Pubblichiamo un estratto di “La Cina non è una sola – Tensioni e paradossi della superpotenza asiatica” di Filippo Santelli (per gentile concessione di Mondadori Editore)
Eravamo entrati nella contea autonoma di Yi, dove vive una delle cinquantacinque minoranze etniche riconosciute dal governo, un milione di persone che parlano un dialetto di origine birmana. Qualche mese prima, all’inizio del 2018, anche il presidente e segretario generale Xi Jinping era salito fin quassù, a duemilacinquecento metri di altitudine tra i monti del Sichuan, provincia sudoccidentale della Cina. Per chissà quale ragione, fra i tanti piccoli villaggi che costeggiano questa strada vero il nulla, tutti ugualmente miseri e diroccati, il cerimoniale aveva puntato il dito proprio su Huopu.
La visita del grande capo, con al seguito la consueta corte di alti dirigenti del Partito e telecamere, aveva strappato quel luogo alla sua astorica immutabilità, per proiettarlo sotto i riflettori della propaganda. Huopu era diventata il simbolo di una delle battaglie fondamentali del presidente,
quella per cancellare la povertà dalle aree rurali della Cina.
Xi aveva lanciato la grande campagna appena diventato segretario generale, nel 2013. Era impensabile che una potenza comunista lasciasse indietro una parte del Paese e dei suoi cittadini, mentre marciava ad ampie falcate verso un futuro di benessere. Il presidente aveva fissato l’obiettivo per la fine del 2020, giusto in tempo per il centenario della fondazione del Partito comunista: sette anni per sollevare dalla povertà circa cento milioni di persone che ancora vivevano in condizioni di assoluta indigenza. Il successo avrebbe coronato un primo grande traguardo nella modernizzazione della Cina, il raggiungimento di una società «moderatamente prospera», e consacrato Xi come un grande leader del popolo. Huopu e i suoi abitanti si erano quindi trasformati in una delle famose esperienze modello, da mostrare ai funzionari di altre province e ai giornalisti. Dopo due ore di tornanti il minibus parcheggiò davanti al «centro direzionale» del villaggio, un piccolo edificio a due piani che da un cocuzzolo dominava la valle.

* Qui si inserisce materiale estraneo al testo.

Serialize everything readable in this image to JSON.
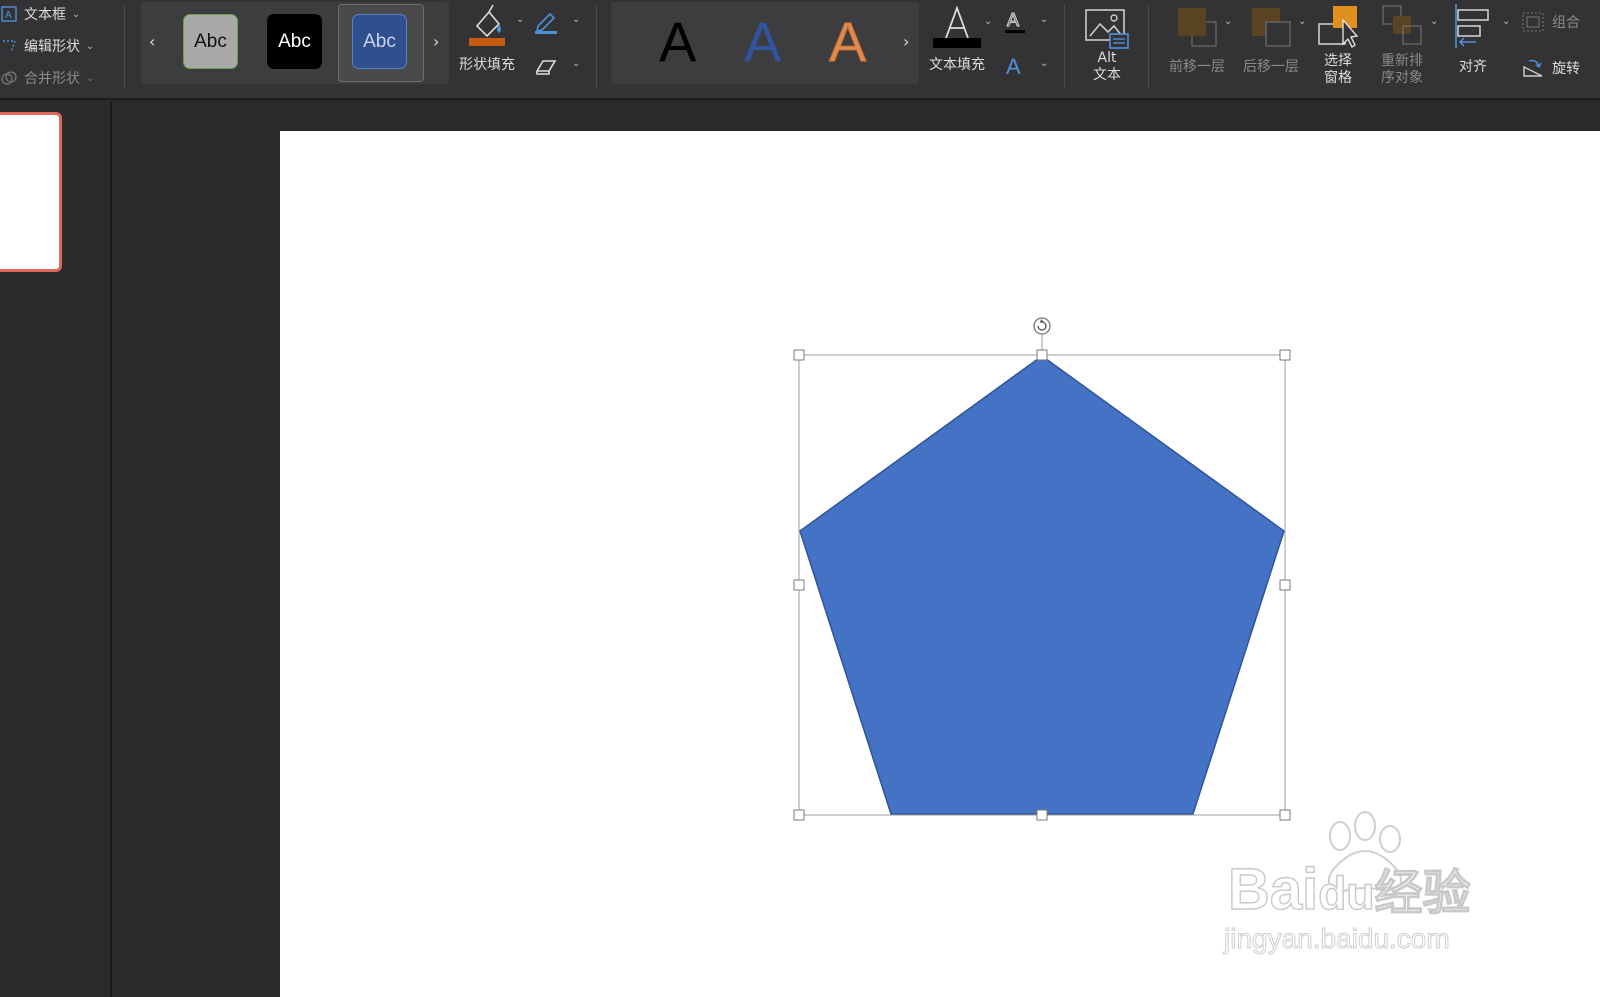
{
  "ribbon": {
    "insert_group": {
      "text_box": "文本框",
      "edit_shape": "编辑形状",
      "merge_shapes": "合并形状"
    },
    "shape_styles": {
      "presets": [
        {
          "label": "Abc",
          "bg": "#a9a9a9",
          "fg": "#111111",
          "border": "#6aa04d"
        },
        {
          "label": "Abc",
          "bg": "#000000",
          "fg": "#ffffff",
          "border": "#000000"
        },
        {
          "label": "Abc",
          "bg": "#2f4f8f",
          "fg": "#c8d4ec",
          "border": "#5b82c6"
        }
      ],
      "shape_fill_label": "形状填充",
      "shape_fill_color": "#c55a11"
    },
    "wordart": {
      "letters": [
        {
          "char": "A",
          "color": "#000000"
        },
        {
          "char": "A",
          "color": "#2f55a0"
        },
        {
          "char": "A",
          "color": "#e08a4f"
        }
      ],
      "text_fill_label": "文本填充"
    },
    "alt_text": {
      "line1": "Alt",
      "line2": "文本"
    },
    "arrange": {
      "bring_forward": "前移一层",
      "send_backward": "后移一层",
      "selection_pane_line1": "选择",
      "selection_pane_line2": "窗格",
      "reorder_line1": "重新排",
      "reorder_line2": "序对象",
      "align": "对齐",
      "group": "组合",
      "rotate": "旋转"
    }
  },
  "slide": {
    "shape": {
      "type": "pentagon",
      "fill": "#4472c4",
      "outline": "#2f5597",
      "selected": true
    }
  },
  "watermark": {
    "brand": "Bai",
    "brand_mid": "du",
    "brand_cn": "经验",
    "url": "jingyan.baidu.com"
  }
}
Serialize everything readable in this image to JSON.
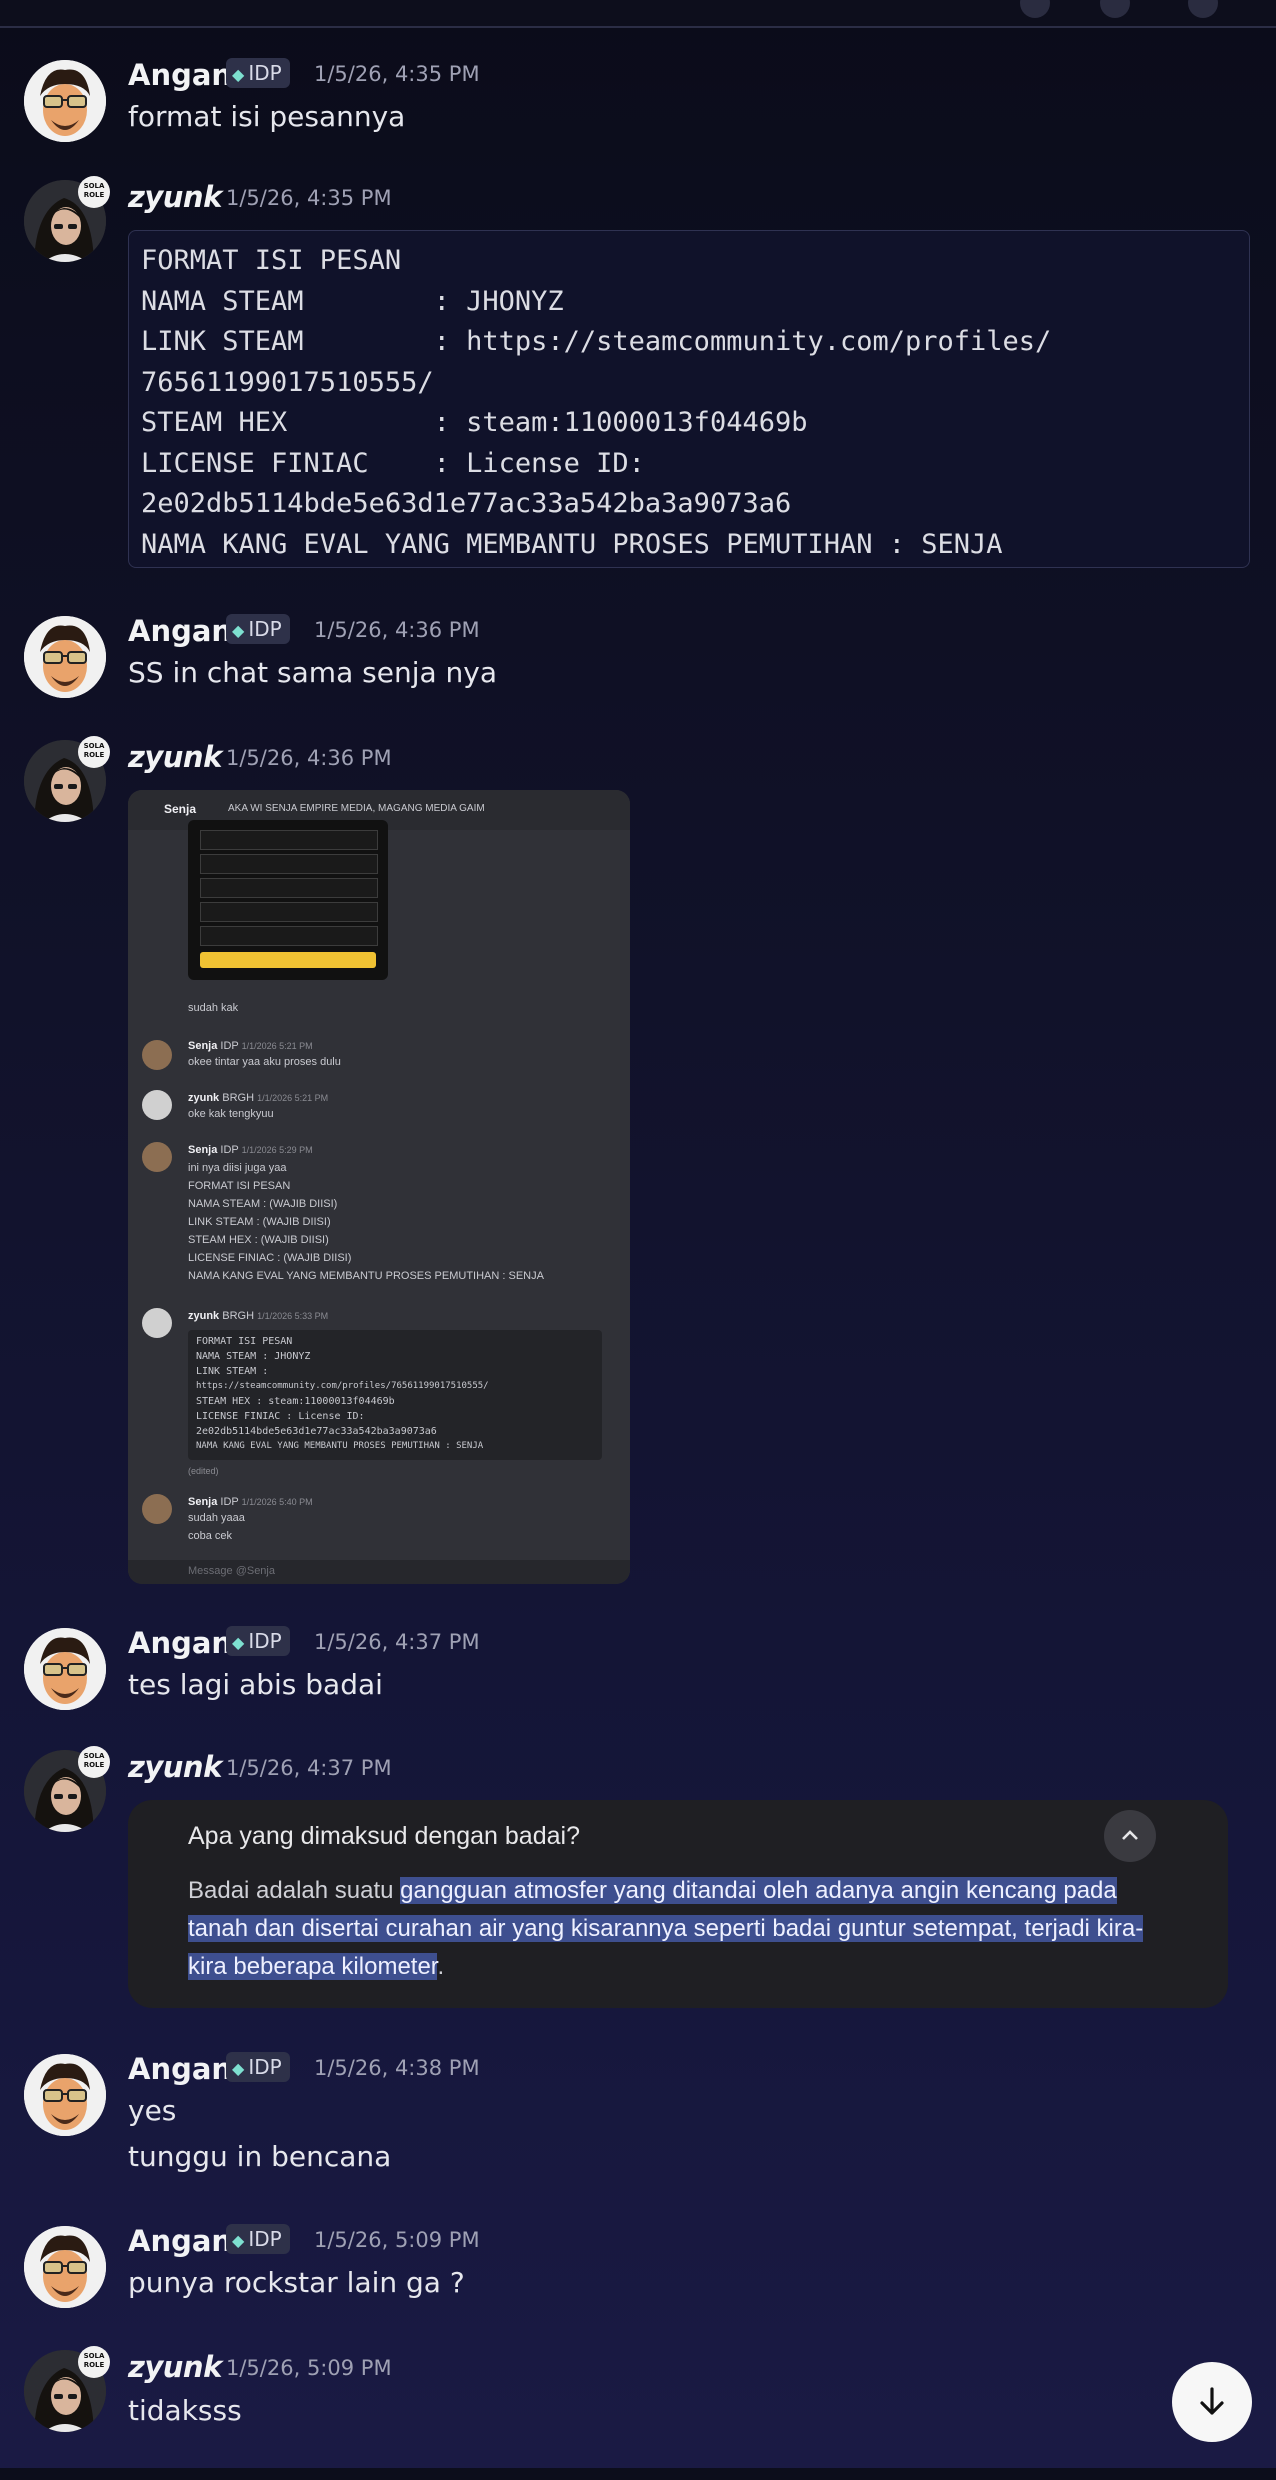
{
  "topbar": {
    "hint": ""
  },
  "angan": {
    "name": "Angan",
    "role_tag": "IDP"
  },
  "zyunk": {
    "name": "zyunk",
    "badge": "SOLA ROLE"
  },
  "messages": {
    "m1": {
      "time": "1/5/26, 4:35 PM",
      "text": "format isi pesannya"
    },
    "m2": {
      "time": "1/5/26, 4:35 PM",
      "code": "FORMAT ISI PESAN\nNAMA STEAM        : JHONYZ\nLINK STEAM        : https://steamcommunity.com/profiles/\n76561199017510555/\nSTEAM HEX         : steam:11000013f04469b\nLICENSE FINIAC    : License ID:\n2e02db5114bde5e63d1e77ac33a542ba3a9073a6\nNAMA KANG EVAL YANG MEMBANTU PROSES PEMUTIHAN : SENJA"
    },
    "m3": {
      "time": "1/5/26, 4:36 PM",
      "text": "SS in chat sama senja nya"
    },
    "m4": {
      "time": "1/5/26, 4:36 PM",
      "screenshot": {
        "header_name": "Senja",
        "header_channels": "AKA   WI   SENJA  EMPIRE MEDIA, MAGANG   MEDIA GAIM",
        "l1": "sudah kak",
        "l2_name": "Senja",
        "l2_tag": "IDP",
        "l2_time": "1/1/2026 5:21 PM",
        "l2_text": "okee tintar yaa aku proses dulu",
        "l3_name": "zyunk",
        "l3_tag": "BRGH",
        "l3_time": "1/1/2026 5:21 PM",
        "l3_text": "oke kak tengkyuu",
        "l4_name": "Senja",
        "l4_tag": "IDP",
        "l4_time": "1/1/2026 5:29 PM",
        "l4_lines": [
          "ini nya diisi juga yaa",
          "FORMAT ISI PESAN",
          "NAMA STEAM      : (WAJIB DIISI)",
          "LINK STEAM      : (WAJIB DIISI)",
          "STEAM HEX       : (WAJIB DIISI)",
          "LICENSE FINIAC  : (WAJIB DIISI)",
          "NAMA KANG EVAL YANG MEMBANTU PROSES PEMUTIHAN : SENJA"
        ],
        "l5_name": "zyunk",
        "l5_tag": "BRGH",
        "l5_time": "1/1/2026 5:33 PM",
        "l5_code": [
          "FORMAT ISI PESAN",
          "NAMA STEAM        : JHONYZ",
          "LINK STEAM        :",
          "https://steamcommunity.com/profiles/76561199017510555/",
          "STEAM HEX         : steam:11000013f04469b",
          "LICENSE FINIAC    : License ID:",
          "2e02db5114bde5e63d1e77ac33a542ba3a9073a6",
          "NAMA KANG EVAL YANG MEMBANTU PROSES PEMUTIHAN : SENJA"
        ],
        "l5_edited": "(edited)",
        "l6_name": "Senja",
        "l6_tag": "IDP",
        "l6_time": "1/1/2026 5:40 PM",
        "l6_lines": [
          "sudah yaaa",
          "coba cek"
        ],
        "composer": "Message @Senja"
      }
    },
    "m5": {
      "time": "1/5/26, 4:37 PM",
      "text": "tes lagi abis badai"
    },
    "m6": {
      "time": "1/5/26, 4:37 PM",
      "question": "Apa yang dimaksud dengan badai?",
      "answer_line1_plain": "Badai adalah suatu ",
      "answer_line1_hl": "gangguan atmosfer yang ditandai oleh adanya angin kencang pada",
      "answer_line2_hl": "tanah dan disertai curahan air yang kisarannya seperti badai guntur setempat, terjadi kira-",
      "answer_line3_hl": "kira beberapa kilometer",
      "answer_line3_plain": "."
    },
    "m7": {
      "time": "1/5/26, 4:38 PM",
      "line1": "yes",
      "line2": "tunggu in bencana"
    },
    "m8": {
      "time": "1/5/26, 5:09 PM",
      "text": "punya rockstar lain ga ?"
    },
    "m9": {
      "time": "1/5/26, 5:09 PM",
      "text": "tidaksss"
    }
  },
  "icons": {
    "gem": "gem-icon",
    "collapse": "chevron-up-icon",
    "scroll": "arrow-down-icon"
  },
  "colors": {
    "background": "#11122a",
    "highlight": "#3e4f8f",
    "tag": "#2e3149"
  }
}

Appoggiate in disordine su un pendio dolce c’erano una trentina di casette con l’intonaco bianchissimo, circondate da campi terrazzati e alcune serre: la «nuova» Huopu. Il vecchio villaggio si trovava più in là lungo una strada sterrata, sull’altro versante della collina. Alcune delle abitazioni originarie erano state preservate per consentire ai visitatori di fare il confronto. Erano piccole costruzioni con i muri di fango, stamberghe riscaldate a legna e fiato in cui uomini e animali condividevano gli stessi spazi.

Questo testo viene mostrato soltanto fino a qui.